"Approximate" hashes

David Honig dahonig at cox.net
Wed Sep 1 14:45:31 EDT 2004

At 06:02 PM 9/1/04 +0300, Marcel Popescu wrote:
>From: "Marcel Popescu" <Marcel_Popescu at microbilt.com>
>> Hence my question: is there some "approximate" hash function (which I
>> use instead of SHA-1) which can verify that a text hashes "very close" to
>> value? So that if I change, say, tabs into spaces, I won't get exactly the
>> same value, but I would get a "good enough"?

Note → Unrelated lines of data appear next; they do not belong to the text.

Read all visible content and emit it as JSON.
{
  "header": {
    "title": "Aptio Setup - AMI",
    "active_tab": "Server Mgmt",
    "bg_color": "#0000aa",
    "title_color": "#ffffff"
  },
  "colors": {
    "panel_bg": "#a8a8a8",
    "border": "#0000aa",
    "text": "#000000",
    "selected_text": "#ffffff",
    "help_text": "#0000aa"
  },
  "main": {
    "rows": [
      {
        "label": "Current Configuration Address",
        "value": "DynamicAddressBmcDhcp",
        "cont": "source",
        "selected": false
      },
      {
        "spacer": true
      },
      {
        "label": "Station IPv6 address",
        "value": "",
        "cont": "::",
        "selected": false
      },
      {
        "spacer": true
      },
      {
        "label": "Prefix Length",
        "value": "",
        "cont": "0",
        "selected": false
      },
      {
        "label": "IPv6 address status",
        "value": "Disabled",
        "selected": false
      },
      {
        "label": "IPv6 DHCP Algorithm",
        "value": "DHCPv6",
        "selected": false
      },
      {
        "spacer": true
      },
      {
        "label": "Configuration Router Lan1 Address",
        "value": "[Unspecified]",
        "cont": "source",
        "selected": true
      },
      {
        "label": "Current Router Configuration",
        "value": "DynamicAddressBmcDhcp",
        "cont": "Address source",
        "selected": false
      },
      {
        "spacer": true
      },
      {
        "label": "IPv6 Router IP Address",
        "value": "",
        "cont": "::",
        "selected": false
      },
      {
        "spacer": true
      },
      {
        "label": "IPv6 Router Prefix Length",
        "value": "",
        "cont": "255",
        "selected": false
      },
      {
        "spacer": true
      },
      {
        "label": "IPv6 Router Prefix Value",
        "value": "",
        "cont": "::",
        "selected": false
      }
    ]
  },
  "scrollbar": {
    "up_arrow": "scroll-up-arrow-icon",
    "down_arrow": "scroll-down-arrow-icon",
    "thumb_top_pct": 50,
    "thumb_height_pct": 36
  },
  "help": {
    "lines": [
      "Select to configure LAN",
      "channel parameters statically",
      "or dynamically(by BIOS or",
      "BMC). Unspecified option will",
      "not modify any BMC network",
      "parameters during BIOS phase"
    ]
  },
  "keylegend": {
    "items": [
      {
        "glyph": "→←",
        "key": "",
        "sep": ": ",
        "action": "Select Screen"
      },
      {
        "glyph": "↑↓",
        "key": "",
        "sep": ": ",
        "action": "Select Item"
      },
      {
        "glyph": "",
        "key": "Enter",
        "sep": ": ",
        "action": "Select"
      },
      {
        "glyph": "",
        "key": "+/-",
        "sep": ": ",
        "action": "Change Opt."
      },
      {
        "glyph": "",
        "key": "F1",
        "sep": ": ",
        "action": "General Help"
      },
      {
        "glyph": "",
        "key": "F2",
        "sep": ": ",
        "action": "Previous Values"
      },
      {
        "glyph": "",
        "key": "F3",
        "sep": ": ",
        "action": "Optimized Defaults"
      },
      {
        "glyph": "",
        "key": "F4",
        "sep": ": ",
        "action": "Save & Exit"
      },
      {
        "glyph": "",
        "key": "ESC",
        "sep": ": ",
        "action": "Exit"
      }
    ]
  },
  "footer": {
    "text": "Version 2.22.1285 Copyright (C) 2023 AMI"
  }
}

This is completely what secure hashes are supposed to prevent.  *Any* change
in the input will flip half the hash-bits on average.  Just like a block
cipher.  There is no input "nearness" preservation.  That's part of the point
of the algorithm.

>I just had an idea. Would this work?
>- let S be the input string, whose hash I want to verify
>- make S uppercase
>- remove everything but A-Z, 0-9, and common punctuation (!;:'",.?)
>- calculate the SHA1 hash of the result
>This should keep any insignificant changes out of the final result. 

You can encode your message in some format which is not subject
to mangling, and use a hash of that encoding.  You can then
decode the encoding back into unicode or whatever funky but
net-fragile character set you like.  This is somewhat like
ascii-armoring of PGP-encrypted messages.